ACRA notes that the Bank maintains a strong liquidity position. As of December 31, 2019, the STLSI was RUB 30.5 bln in the base case scenario and -2.7% in the stress scenario of ACRA, and the LTLSI was 60%.
Key assumptions
- Retaining the Russian government’s shareholder control over the Bank;
- Adhering to the current business model within the 12 to 18-month horizon;
- Maintaining high diversification of operating income;
- Tier-1 capital adequacy ratios (N1.2 and N20.2) not lower than 12% within the 12 to 18-month horizon.
Potential outlook or rating change factors
The Stable outlook assumes that the rating will most likely stay unchanged within the 12 to 18-month horizon.
A positive rating action may be prompted by:
- An increase in the quality of the loan portfolio with the maintenance of a share of problem borrowers;
- Improvement in the liquidity position.
A negative rating action may be prompted by:
- A deterioration of the competitive environment in the key region of presence;
- A decline in asset credit quality;
- A decrease in capital adequacy ratios.
Rating components
Standalone creditworthiness assessment (SCA): bbb+.

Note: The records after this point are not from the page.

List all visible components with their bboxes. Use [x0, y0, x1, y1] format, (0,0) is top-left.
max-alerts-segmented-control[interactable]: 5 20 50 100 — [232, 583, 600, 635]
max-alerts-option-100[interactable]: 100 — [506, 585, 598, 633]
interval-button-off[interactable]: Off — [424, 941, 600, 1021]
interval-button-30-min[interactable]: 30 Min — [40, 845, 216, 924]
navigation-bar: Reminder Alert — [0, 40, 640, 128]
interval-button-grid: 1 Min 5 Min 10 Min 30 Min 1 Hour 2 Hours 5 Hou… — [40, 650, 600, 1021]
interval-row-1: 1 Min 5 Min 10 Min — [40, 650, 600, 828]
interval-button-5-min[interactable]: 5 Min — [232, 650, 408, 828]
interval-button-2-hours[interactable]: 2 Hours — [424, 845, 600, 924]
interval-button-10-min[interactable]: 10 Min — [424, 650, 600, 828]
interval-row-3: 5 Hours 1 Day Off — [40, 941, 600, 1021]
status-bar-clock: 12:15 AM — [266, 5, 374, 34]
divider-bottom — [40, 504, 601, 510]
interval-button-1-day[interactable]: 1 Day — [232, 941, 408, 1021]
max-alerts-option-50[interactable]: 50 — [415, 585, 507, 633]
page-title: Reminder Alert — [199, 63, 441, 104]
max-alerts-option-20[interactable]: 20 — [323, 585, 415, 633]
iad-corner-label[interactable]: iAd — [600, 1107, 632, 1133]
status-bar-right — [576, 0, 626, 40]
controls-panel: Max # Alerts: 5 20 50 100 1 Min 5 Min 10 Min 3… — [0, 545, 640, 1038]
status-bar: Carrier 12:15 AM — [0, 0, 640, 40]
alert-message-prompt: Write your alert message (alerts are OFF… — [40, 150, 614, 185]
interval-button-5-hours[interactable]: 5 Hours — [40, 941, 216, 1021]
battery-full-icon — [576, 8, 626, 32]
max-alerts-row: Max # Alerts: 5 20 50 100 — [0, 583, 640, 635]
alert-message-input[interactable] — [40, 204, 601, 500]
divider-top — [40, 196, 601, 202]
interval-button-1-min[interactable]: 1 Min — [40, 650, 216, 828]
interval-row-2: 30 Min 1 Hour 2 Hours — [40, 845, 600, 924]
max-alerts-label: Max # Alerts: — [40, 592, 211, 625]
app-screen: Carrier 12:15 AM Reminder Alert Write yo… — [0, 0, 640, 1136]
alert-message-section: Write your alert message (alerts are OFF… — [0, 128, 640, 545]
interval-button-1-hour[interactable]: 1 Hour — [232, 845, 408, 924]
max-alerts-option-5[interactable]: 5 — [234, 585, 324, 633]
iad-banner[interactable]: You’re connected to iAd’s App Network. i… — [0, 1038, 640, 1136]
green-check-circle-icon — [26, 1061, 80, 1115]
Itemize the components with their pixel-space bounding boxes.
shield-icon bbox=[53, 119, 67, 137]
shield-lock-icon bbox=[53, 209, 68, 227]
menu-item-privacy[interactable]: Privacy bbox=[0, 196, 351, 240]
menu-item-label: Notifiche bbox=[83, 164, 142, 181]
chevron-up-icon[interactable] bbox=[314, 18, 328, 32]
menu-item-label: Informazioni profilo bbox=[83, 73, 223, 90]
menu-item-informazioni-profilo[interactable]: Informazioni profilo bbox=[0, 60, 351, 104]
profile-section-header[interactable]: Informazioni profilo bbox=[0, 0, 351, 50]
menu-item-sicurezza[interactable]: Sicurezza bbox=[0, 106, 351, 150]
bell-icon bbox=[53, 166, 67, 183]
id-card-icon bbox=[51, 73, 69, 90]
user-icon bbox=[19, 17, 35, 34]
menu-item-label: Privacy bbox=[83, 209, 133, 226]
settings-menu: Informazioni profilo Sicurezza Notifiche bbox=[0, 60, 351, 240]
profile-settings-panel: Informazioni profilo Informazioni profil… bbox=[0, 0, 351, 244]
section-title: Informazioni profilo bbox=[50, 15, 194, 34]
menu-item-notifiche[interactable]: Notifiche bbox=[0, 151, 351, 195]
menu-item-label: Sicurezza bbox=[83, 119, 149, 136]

Adjustments: state influence, 3 notches up to the SCA.
Issue ratings
Exchange-traded interest-bearing certified unregistered bond, 01 series (RU000A101FK0), maturity: February 16, 2023, issue volume: RUB 3 bln — А+(RU).
Rationale. The above issue represents senior unsecured debt of RNCB. Due to the absence of either structural or contractual subordination of the issue, ACRA regards it as pari passu with other existing and future unsecured and unsubordinated debt obligations of the Bank. According to ACRA’s methodology, the credit rating of the issue is equivalent to that of RNCB, i. e. A(RU).
Regulatory disclosure
The credit ratings were assigned to RNCB and the bond (ISIN RU000A101FK0) issued by RNCB under the national scale for the Russian Federation and is based on the Methodology for Credit Ratings Assignment to Banks and Bank Groups Under the National Scale for the Russian Federation, the Methodology for Analyzing Relationships Between Rated Entities and the State, and the Key Concepts Used by the Analytical Credit Rating Agency Within the Scope of Its Rating Activities. The Methodology for Assigning Credit Ratings to Individual Issues of Financial Instruments Under the National Scale of the Russian Federation was also applied in the process of the credit rating assignment.
The credit ratings of RNCB and the bond (ISIN RU000A101FK0) issued by RNCB were first published by ACRA on April 11, 2017 and February 20, 2020 respectively. The credit rating of RNCB and its outlook and the credit rating of the above bond are expected to be revised within one year following the publication date of this press release.
The credit ratings are based on RNCB’s data, information from publicly available sources, and ACRA’s own databases. The rating analysis was performed using IFRS consolidated statements of RNCB and statements of RNCB composed in compliance with the Bank of Russia Ordinance No. 4927-U dated October 8, 2018. The credit ratings are solicited, and RNCB participated in their assignment.
No material discrepancies between the provided data and data officially disclosed by RNCB in its financial statements have been discovered.
ACRA provided additional services to RNCB. No conflicts of interest were discovered in the course of credit rating assignment.